Voyons par exemple comment Uber a su se jouer des LOI 1 et 2 pour s’imposer en Amérique.
En raison de la LOI 1, Uber a commencé d’abord à déployer ses activités dans des zones où il était très difficile et très rare de trouver un taxi. Uber n’avait donc pas de réels concurrents. Cette décision stratégique leur a permis de croître dans ces zones avant de s’attaquer aux zones où les taxis étaient populaires. L’inverse aurait certainement freiné la progression de Uber. Une fois « le nombre » acquis, Uber a su jouer avec la LOI 2, en mettant en avant sa proposition de valeur très alléchante : Un moyen de transport simple, sûr et fiable, dans une Amérique où la sécurité est réel problème, ce qui va définitivement exploser la croissance de la startup.
Nb : À l’heure où j’écris ce billet, AfricanCab, le « Uber ivoirien », vient de déclarer faillite. Si vous m’avez bien lu jusqu’ici, vous pouvez déjà deviner les raisons de la faillite de cette startup.
Passons maintenant à la loi suivante.
LOI n°3 : Si la solution implique au moins deux groupes d’utilisateurs différents, le nombre d’utilisateurs doit croître très rapidement dans un délai de temps très court, et atteindre « la masse critique », pour que la solution puisse prospérer.
La masse critique est le nombre d’utilisateurs minimum qu’une solution doit atteindre dans un délai relativement court pour espérer survivre, prospérer et être rentable.

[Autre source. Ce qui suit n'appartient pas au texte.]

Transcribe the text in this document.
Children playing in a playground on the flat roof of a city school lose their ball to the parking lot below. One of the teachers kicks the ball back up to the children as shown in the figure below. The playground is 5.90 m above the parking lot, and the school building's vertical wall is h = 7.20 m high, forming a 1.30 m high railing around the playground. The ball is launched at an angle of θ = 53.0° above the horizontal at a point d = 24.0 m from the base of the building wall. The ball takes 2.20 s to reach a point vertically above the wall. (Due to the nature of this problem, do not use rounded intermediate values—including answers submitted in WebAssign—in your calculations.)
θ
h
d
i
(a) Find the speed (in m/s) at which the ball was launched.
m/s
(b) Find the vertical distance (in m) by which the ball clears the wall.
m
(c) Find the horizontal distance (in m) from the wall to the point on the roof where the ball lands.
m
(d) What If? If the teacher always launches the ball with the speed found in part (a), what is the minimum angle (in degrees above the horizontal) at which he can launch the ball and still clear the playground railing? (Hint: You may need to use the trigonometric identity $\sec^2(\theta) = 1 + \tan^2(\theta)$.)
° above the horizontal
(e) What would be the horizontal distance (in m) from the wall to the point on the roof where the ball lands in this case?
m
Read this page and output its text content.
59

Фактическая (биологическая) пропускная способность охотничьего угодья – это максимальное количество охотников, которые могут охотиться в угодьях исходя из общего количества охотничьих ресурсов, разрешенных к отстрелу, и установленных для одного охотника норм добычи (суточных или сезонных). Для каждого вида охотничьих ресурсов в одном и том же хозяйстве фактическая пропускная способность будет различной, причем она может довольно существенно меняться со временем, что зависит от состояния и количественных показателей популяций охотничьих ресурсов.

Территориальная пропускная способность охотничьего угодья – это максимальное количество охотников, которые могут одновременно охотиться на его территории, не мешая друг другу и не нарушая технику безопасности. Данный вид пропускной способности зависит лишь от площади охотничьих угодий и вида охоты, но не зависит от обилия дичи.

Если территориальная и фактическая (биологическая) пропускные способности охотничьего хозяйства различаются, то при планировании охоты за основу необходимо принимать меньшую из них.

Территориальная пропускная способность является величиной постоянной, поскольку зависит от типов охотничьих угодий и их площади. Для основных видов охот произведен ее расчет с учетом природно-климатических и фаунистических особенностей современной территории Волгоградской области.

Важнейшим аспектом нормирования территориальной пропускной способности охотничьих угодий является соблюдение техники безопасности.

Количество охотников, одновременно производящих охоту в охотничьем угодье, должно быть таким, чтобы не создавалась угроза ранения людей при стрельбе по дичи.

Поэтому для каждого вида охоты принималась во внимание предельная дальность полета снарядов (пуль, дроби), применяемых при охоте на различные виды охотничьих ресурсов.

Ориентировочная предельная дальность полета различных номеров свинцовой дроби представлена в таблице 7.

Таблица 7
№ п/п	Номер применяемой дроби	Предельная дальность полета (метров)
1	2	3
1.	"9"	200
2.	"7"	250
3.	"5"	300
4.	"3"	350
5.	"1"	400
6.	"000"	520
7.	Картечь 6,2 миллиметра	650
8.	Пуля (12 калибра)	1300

L’existence de cette loi explique pourquoi presque toutes les startups au monde font une « course à la croissance ». Google, Facebook, Amazon, tous ont atteint le million d’utilisateurs en seulement quelques mois. Au delà d’un certain délai, une solution qui n’atteint pas « la masse critique » est condamnée à ne jamais vraiment prospérer.
Le cas Facebook.
Parlons maintenant de Facebook et de ses deux solutions Facebook Shop et Facebook Pay. Avant d’entrer dans le vif du sujet je vais énoncer une quatrième loi.
LOI n° 4 : Les systèmes complexes ne peuvent prospérer qu’au <<bord du chaos>>, une zone où il y a assez d’innovation et en même temps assez de stabilité.
Cette loi explique pourquoi toutes les grosses firmes technologiques au monde ( dont Facebook) se sentent obligées d’innover constamment. Les innovations sont importantes pour permettre aux entreprises de rester compétitives. Grâce aux innovations que Toyota apporte chaque année à sa Camry par exemple, la Toyota Camry est restée la voiture la plus vendue en Amérique chaque année au cours des 20 dernières années.

Et c’est justement ce qu’essaient de faire des firmes comme Apple ou Facebook en innovant constamment chaque année.
Cependant, observez le rythme des innovations chez Facebook. Pour créer de la croissance, les innovations sont nécessaires ( voire indispensables), mais il faut, je le rappelle ( LOI 4), y coupler une certaine stabilité et certaine maîtrise.
Si nous nous alarmons par exemple, aujourd’hui des changements climatiques, c’est surtout parcequ’ils sont survenus ces dernières décennies à des rythmes beaucoup trop rapides. Cela ne laisse pas le temps à l’écosystème de s’adapter pour amorcer le prochain changement climatique majeur.
Les firmes technologiques et les grandes entreprises fonctionnent aussi de cette manière. Et c’est pour ça que les innovations tous azimuts ne leur font pas forcément du bien. La Toyota Camry citée plus haut par exemple, ne s’est pas transformée, en 20 ans en une voiture de course. Elle est restée fidèle à son identité de toujours, et c’est cela la stabilité.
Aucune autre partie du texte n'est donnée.